Within the National Football League, the surname “Shula” evokes the same awe that accompanies “Kennedy” in American politics or “Pulitzer” in the media. Don Shula, after all, was not merely David’s father, but a legendary figure who, over the course of a thirty-three-year career with the Baltimore Colts and Miami Dolphins, would win an unprecedented 347 games and appear in half a dozen Super Bowls.
As a boy David roamed practices as the unofficial ballboy and, come Sunday, charted games from the stands. What he liked most was running routes with Dolphin receivers Paul Warfield and Howard Twilley, then picking their brains on technique. Twilley taught him the subtleties of pattern running. “Howard was slow,” Shula later said, “but he knew exactly how he did things.”

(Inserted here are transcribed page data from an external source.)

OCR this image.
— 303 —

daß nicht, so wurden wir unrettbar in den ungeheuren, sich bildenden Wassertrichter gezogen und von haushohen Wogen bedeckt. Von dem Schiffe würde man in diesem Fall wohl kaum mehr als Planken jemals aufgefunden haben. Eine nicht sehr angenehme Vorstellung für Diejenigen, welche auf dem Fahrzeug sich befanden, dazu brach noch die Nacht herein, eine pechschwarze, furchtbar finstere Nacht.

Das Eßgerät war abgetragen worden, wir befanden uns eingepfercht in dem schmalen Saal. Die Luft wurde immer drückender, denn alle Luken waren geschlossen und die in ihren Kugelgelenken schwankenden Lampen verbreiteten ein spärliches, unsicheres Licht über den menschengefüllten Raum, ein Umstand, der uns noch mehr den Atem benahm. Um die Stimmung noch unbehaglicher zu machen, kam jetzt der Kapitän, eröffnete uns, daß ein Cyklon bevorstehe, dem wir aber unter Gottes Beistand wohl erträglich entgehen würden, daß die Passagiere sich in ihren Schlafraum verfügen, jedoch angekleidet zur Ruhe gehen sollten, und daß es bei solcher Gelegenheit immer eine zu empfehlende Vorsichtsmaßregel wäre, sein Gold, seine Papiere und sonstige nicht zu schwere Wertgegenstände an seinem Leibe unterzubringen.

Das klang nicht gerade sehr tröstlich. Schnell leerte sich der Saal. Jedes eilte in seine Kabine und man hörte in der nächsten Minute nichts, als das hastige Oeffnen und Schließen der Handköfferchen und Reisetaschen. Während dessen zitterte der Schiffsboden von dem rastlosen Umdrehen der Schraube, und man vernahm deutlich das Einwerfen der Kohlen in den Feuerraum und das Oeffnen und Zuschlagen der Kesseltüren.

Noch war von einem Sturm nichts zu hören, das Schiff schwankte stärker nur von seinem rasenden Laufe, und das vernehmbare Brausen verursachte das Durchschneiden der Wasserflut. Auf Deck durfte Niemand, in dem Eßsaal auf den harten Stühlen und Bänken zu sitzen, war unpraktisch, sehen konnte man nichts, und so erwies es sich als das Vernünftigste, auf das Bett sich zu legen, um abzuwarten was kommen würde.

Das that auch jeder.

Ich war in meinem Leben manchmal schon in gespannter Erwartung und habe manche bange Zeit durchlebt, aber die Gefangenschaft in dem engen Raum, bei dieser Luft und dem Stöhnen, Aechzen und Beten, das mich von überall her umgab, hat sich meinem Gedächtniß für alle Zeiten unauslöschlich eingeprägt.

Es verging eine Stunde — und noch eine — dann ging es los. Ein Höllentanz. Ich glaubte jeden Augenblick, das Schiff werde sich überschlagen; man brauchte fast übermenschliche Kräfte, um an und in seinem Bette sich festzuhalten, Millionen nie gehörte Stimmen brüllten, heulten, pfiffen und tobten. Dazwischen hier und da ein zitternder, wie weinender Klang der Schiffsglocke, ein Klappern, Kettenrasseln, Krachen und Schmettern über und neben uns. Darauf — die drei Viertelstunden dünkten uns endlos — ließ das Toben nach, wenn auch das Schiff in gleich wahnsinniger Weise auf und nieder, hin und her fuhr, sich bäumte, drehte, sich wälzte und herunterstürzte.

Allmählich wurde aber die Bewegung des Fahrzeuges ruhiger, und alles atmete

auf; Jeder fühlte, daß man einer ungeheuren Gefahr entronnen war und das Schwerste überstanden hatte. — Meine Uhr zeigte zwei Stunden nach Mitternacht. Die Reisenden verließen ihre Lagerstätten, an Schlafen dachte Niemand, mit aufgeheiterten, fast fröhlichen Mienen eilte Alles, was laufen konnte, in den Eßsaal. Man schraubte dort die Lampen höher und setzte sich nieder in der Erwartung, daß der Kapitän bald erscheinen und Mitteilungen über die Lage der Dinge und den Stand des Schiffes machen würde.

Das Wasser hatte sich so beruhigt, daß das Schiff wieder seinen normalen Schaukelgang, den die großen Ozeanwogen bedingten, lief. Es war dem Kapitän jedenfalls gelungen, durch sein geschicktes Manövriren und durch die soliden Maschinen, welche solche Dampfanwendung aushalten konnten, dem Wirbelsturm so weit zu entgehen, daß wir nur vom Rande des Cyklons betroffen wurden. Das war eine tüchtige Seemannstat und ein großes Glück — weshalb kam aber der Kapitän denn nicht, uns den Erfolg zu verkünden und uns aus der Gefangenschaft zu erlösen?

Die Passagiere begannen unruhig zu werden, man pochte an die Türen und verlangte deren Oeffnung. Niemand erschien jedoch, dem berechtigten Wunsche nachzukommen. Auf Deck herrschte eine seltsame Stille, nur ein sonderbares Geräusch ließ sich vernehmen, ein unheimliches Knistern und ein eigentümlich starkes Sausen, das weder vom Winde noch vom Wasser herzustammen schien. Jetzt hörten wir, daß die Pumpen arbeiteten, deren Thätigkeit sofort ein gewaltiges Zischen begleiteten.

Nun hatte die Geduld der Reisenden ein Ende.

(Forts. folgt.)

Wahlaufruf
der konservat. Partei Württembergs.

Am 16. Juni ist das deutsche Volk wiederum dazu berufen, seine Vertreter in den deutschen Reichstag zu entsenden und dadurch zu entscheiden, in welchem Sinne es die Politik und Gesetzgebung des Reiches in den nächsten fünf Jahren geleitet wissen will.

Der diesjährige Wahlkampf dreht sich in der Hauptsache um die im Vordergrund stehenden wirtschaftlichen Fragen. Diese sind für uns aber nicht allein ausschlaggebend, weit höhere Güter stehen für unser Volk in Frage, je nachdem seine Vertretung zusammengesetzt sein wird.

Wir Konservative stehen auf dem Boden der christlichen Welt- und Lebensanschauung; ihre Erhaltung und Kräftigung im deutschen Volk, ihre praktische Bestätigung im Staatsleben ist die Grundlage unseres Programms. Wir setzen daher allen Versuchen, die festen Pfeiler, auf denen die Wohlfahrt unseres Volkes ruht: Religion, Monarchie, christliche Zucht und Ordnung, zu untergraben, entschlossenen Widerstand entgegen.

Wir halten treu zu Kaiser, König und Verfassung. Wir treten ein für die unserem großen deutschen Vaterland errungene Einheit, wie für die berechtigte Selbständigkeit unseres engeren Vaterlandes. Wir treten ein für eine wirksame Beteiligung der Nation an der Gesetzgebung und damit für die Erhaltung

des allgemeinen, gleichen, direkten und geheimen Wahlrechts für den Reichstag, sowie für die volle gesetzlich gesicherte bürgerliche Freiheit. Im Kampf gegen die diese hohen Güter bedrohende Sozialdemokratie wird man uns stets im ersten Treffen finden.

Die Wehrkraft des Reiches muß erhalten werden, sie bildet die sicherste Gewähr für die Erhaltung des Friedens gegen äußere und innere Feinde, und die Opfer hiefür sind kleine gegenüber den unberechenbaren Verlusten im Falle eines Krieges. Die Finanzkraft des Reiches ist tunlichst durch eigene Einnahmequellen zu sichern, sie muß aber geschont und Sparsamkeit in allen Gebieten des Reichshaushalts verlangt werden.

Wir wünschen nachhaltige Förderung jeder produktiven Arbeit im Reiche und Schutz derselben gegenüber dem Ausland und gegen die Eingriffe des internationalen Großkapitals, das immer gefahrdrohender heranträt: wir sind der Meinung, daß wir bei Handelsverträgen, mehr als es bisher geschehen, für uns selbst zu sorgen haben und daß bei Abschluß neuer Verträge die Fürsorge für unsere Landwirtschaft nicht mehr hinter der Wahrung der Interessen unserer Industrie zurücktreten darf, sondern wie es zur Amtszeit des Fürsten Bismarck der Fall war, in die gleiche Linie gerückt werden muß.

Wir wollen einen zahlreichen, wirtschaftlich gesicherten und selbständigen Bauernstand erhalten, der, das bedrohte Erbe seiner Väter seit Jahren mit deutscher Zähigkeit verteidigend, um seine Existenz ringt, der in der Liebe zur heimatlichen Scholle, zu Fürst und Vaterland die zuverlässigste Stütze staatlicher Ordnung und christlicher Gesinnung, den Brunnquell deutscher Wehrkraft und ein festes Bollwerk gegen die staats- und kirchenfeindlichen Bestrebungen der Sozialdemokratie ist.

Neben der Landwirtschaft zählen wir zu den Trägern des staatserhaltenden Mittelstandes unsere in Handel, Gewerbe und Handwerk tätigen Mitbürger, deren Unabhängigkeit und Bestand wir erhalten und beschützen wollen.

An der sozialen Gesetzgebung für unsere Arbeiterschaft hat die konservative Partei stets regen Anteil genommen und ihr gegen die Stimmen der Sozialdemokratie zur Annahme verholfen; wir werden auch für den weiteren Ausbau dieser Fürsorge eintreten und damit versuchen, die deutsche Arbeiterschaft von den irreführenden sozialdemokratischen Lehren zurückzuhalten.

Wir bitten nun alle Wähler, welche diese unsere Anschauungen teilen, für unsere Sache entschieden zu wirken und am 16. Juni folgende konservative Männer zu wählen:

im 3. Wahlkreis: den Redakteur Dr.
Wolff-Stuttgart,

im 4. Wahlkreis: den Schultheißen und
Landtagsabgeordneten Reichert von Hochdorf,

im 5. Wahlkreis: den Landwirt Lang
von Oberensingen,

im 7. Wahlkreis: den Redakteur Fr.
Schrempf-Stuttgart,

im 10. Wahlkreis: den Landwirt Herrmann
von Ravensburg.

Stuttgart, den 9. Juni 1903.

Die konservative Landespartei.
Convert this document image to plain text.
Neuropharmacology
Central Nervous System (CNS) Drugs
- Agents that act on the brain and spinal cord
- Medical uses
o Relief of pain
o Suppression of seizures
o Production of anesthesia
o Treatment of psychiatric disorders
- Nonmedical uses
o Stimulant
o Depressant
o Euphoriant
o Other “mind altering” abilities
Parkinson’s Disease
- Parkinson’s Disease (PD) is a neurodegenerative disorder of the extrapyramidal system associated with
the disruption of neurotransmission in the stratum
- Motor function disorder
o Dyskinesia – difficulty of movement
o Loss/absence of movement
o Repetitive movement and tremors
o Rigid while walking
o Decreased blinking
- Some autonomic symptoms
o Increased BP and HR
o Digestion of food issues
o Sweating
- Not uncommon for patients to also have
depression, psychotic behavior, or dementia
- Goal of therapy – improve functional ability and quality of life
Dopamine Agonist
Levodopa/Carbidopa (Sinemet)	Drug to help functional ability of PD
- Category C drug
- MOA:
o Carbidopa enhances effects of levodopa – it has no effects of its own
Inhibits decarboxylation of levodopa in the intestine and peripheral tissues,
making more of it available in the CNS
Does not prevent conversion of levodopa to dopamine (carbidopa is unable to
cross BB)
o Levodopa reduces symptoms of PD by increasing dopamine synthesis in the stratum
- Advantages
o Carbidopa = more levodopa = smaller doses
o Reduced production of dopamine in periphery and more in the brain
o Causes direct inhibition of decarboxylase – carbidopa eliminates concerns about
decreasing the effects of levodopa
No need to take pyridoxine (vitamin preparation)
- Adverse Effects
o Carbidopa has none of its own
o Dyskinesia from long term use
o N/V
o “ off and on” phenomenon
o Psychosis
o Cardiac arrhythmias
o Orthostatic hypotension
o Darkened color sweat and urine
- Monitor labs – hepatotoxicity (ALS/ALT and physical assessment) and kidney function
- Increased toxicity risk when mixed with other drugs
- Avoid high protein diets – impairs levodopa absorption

The same went for the analytical Shula, who starred for four years as a wide receiver at Dartmouth before spending the 1981 season as a kick returner with the Baltimore Colts. The following year Shula was enrolled in the University of Baltimore Law School when Wally English, the Dolphins’ receivers coach, left with two regular-season games remaining to accept the head coaching job at Tulane. Dad needed a fill-in. “I was going to return [to school] the second week in January,” David said. “But then we got into the playoffs, and we won the first game, and we won the second game, and then we went to the Super Bowl. Then my father asked me to stay on for the next season.”
Within six years, twenty-nine-year-old David Shula’s title had become “assistant head coach.” But with nepotism came ridicule. Around the league Shula was deemed a lightweight. “I never thought my last name hurt me,” he says. “But the age thing was tough.”